Test reproducibility between different laboratories and different users is another key attribute of an IVD. In a previous study at 3 external sites (2 in the United Stated and 1 in Australia), we had observed an overall reproducibility of 98·8% for the RT-PCR test, but only based on an 8-member panel of melanoma samples [5]. In this study, we observed an overall reproducibility of 95·7%. This variance in reproducibility provides further evidence for the validity of our approach (i.e., external validation outside pivotal clinical trials). The reproducibility of the RT-PCR test for reporting V600E (1799T>A) mutations and wild-type cases was 100%, and the five discordant specimens all harbored V600K mutations, as demonstrated by Sanger and 454 sequencing.

Although designed to detect the V600E mutation, the RT-PCR test also has cross-reactivity with non-V600E mutations. Preclinical studies show that cell lines harboring V600K, V600D, and V600E2 mutations are sensitive to vemurafenib, and limited clinical data suggest that patients with V600K-mutant melanomas may respond to targeted therapy [17]–[19]. In the BRIM2/3 clinical trials, V600K accounted for ∼12% of mutations (V600E accounted for ∼82% of mutations), and RT-PCR test detected 70% of V600K in this cohort [5]. Following this line of reasoning, there are several questions that will need to be addressed in the future. First, should we detect all clinically relevant BRAF mutations or just the common ones?. Second, do we need comprehensive detection of the codon 600 variants in the BRAF mutant population?. Third, what is the cost-effectiveness of sequencing wild-type cases to identify the non-V600E mutants that the RT-PCR assay might miss?.

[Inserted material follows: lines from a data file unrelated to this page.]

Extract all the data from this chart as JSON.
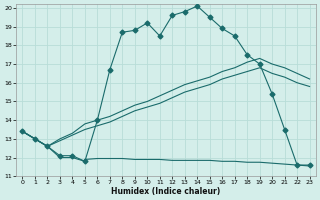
{
  "xlabel": "Humidex (Indice chaleur)",
  "xlim": [
    -0.5,
    23.5
  ],
  "ylim": [
    11,
    20.2
  ],
  "yticks": [
    11,
    12,
    13,
    14,
    15,
    16,
    17,
    18,
    19,
    20
  ],
  "xticks": [
    0,
    1,
    2,
    3,
    4,
    5,
    6,
    7,
    8,
    9,
    10,
    11,
    12,
    13,
    14,
    15,
    16,
    17,
    18,
    19,
    20,
    21,
    22,
    23
  ],
  "background_color": "#d4eeea",
  "grid_color": "#b8ddd8",
  "line_color": "#1a6b6b",
  "curve_x": [
    0,
    1,
    2,
    3,
    4,
    5,
    6,
    7,
    8,
    9,
    10,
    11,
    12,
    13,
    14,
    15,
    16,
    17,
    18,
    19,
    20,
    21,
    22,
    23
  ],
  "curve_y": [
    13.4,
    13.0,
    12.6,
    12.1,
    12.1,
    11.8,
    14.0,
    16.7,
    18.7,
    18.8,
    19.2,
    18.5,
    19.6,
    19.8,
    20.1,
    19.5,
    18.9,
    18.5,
    17.5,
    17.0,
    15.4,
    13.5,
    11.6,
    11.6
  ],
  "trend1_x": [
    0,
    1,
    2,
    3,
    4,
    5,
    6,
    7,
    8,
    9,
    10,
    11,
    12,
    13,
    14,
    15,
    16,
    17,
    18,
    19,
    20,
    21,
    22,
    23
  ],
  "trend1_y": [
    13.4,
    13.0,
    12.6,
    13.0,
    13.3,
    13.8,
    14.0,
    14.2,
    14.5,
    14.8,
    15.0,
    15.3,
    15.6,
    15.9,
    16.1,
    16.3,
    16.6,
    16.8,
    17.1,
    17.3,
    17.0,
    16.8,
    16.5,
    16.2
  ],
  "trend2_x": [
    0,
    1,
    2,
    3,
    4,
    5,
    6,
    7,
    8,
    9,
    10,
    11,
    12,
    13,
    14,
    15,
    16,
    17,
    18,
    19,
    20,
    21,
    22,
    23
  ],
  "trend2_y": [
    13.4,
    13.0,
    12.6,
    12.9,
    13.2,
    13.5,
    13.7,
    13.9,
    14.2,
    14.5,
    14.7,
    14.9,
    15.2,
    15.5,
    15.7,
    15.9,
    16.2,
    16.4,
    16.6,
    16.8,
    16.5,
    16.3,
    16.0,
    15.8
  ],
  "flat_x": [
    0,
    1,
    2,
    3,
    4,
    5,
    5,
    6,
    7,
    8,
    9,
    10,
    11,
    12,
    13,
    14,
    15,
    16,
    17,
    18,
    19,
    20,
    21,
    22,
    23
  ],
  "flat_y": [
    13.4,
    13.0,
    12.6,
    12.0,
    12.0,
    11.8,
    11.9,
    11.95,
    11.95,
    11.95,
    11.9,
    11.9,
    11.9,
    11.85,
    11.85,
    11.85,
    11.85,
    11.8,
    11.8,
    11.75,
    11.75,
    11.7,
    11.65,
    11.6,
    11.55
  ]
}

The differences in the published LOD for the three test methodologies were clearly highlighted when testing artificial tumor blends with 5% mutant BRAF alleles. The detection rate of the RT-PCR test was considerably higher than that of the other two methods. The low detection rate for Sanger sequencing (33%) was consistent with previously published studies, which indicated that the LOD for Sanger sequencing was 25–50% [15]. The low detection rate of 21% for the FA test observed in this study was surprising as the data for this test suggest that it detects 1–5% mutant to wild-type genomic DNA [7]. It must be emphasized that our LOD studies were performed using FFPE specimens (i.e., identical to the clinical reality). Highly sensitive methods of mutation testing are particularly important given the recently reported intra- and inter-tumor heterogeneity of BRAF V600E mutations in melanoma [20].

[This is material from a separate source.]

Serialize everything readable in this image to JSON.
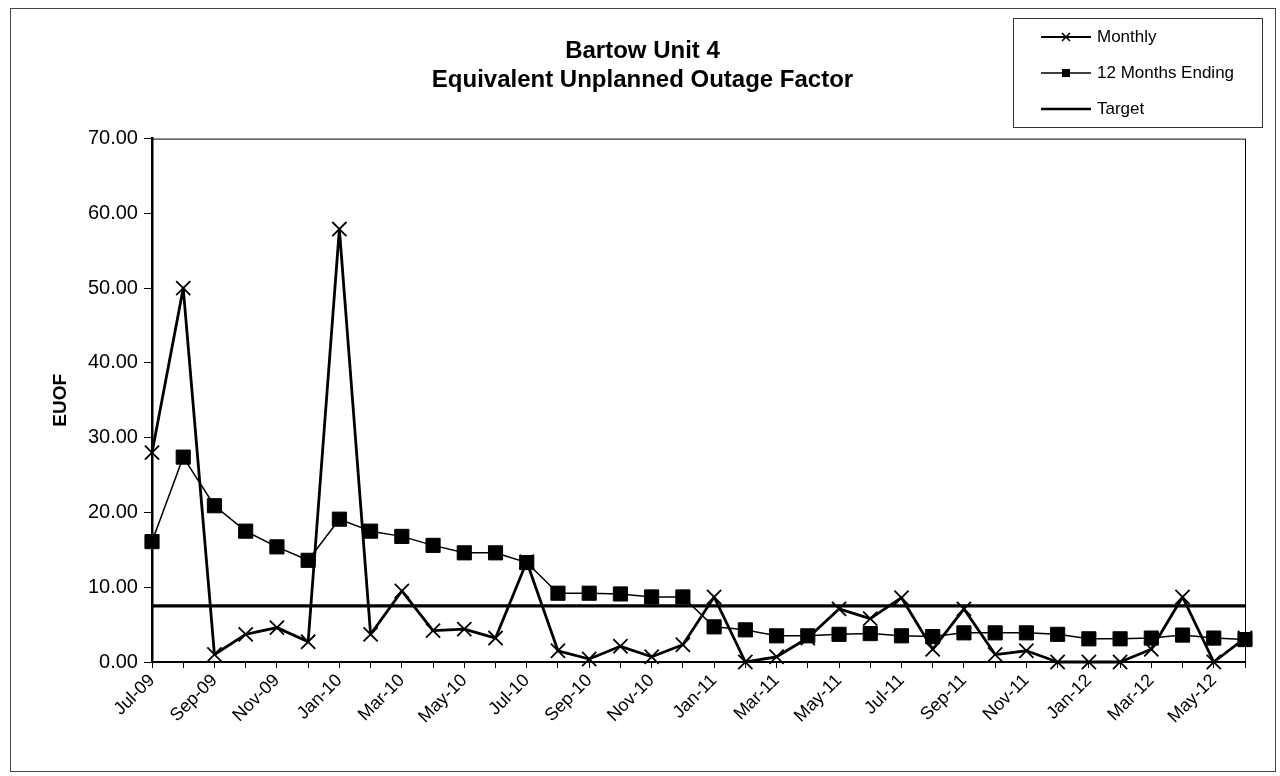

Finally, one practical comment is important as more such companion diagnostic assays are developed. Low levels of reimbursement may influence the choice of methodology (Sanger being the cheapest option and the RT-PCR assay the most expensive assay of the three presented herein). However, it must be emphasized that costs vary tremendously between molecular diagnostic laboratories due to a number of reasons: fully automated DNA extraction versus manual extraction, mutation testing in batches versus case-by case testing, cost of interpretation time and reporting, ease of implementation, etc….

Nevertheless, the cost of a specific test should take into account its performance (i.e., invalid rate, LOD and concordance with the gold standard).

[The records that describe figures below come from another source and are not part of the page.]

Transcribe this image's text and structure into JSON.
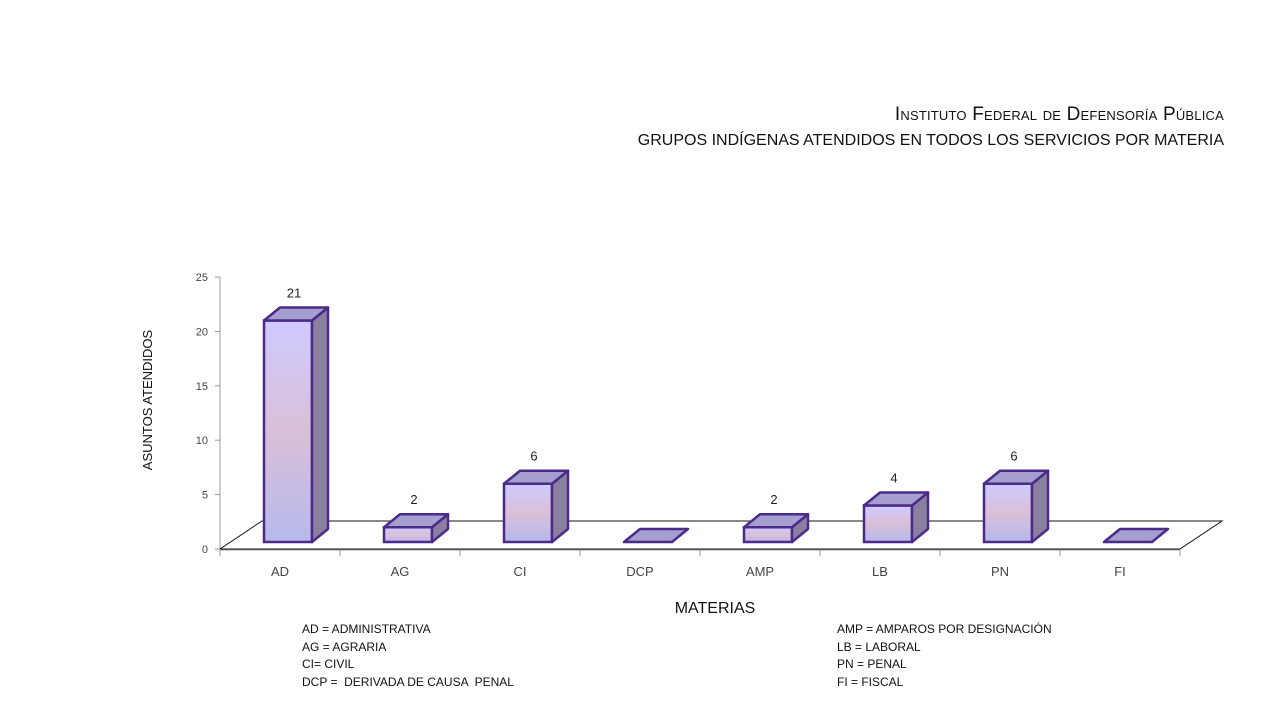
{
  "header": {
    "title": "Instituto Federal de Defensoría Pública",
    "subtitle": "GRUPOS INDÍGENAS ATENDIDOS EN TODOS LOS SERVICIOS POR MATERIA"
  },
  "chart_data": {
    "type": "bar",
    "categories": [
      "AD",
      "AG",
      "CI",
      "DCP",
      "AMP",
      "LB",
      "PN",
      "FI"
    ],
    "values": [
      21,
      2,
      6,
      0,
      2,
      4,
      6,
      0
    ],
    "data_labels": [
      "21",
      "2",
      "6",
      "",
      "2",
      "4",
      "6",
      ""
    ],
    "xlabel": "MATERIAS",
    "ylabel": "ASUNTOS ATENDIDOS",
    "ylim": [
      0,
      25
    ],
    "yticks": [
      0,
      5,
      10,
      15,
      20,
      25
    ],
    "grid": false,
    "style": "3d-column",
    "colors": {
      "front_top": "#cfcaff",
      "front_mid": "#d9c0d8",
      "front_bottom": "#b6b9ec",
      "side": "#8a7f9f",
      "top": "#a59fcf",
      "outline": "#4b2a8a"
    }
  },
  "legend": {
    "left": [
      "AD = ADMINISTRATIVA",
      "AG = AGRARIA",
      "CI= CIVIL",
      "DCP =  DERIVADA DE CAUSA  PENAL"
    ],
    "right": [
      "AMP = AMPAROS POR DESIGNACIÓN",
      "LB = LABORAL",
      "PN = PENAL",
      "FI = FISCAL"
    ]
  }
}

In summary, we have presented a comparison study of three different methods for the detection of V600E mutations in the BRAF gene in FFPE specimens of malignant melanoma. The findings add support to the value of using extensively validated health authority approved tests. It is feasible to evaluate potential companion diagnostics in external laboratories simultaneously to the pivotal clinical trial validation (Figure 1). The overall success of the cobas 4800 BRAF V600 Mutation Test (RT-PCR test) is a proof of concept for future biomarker development.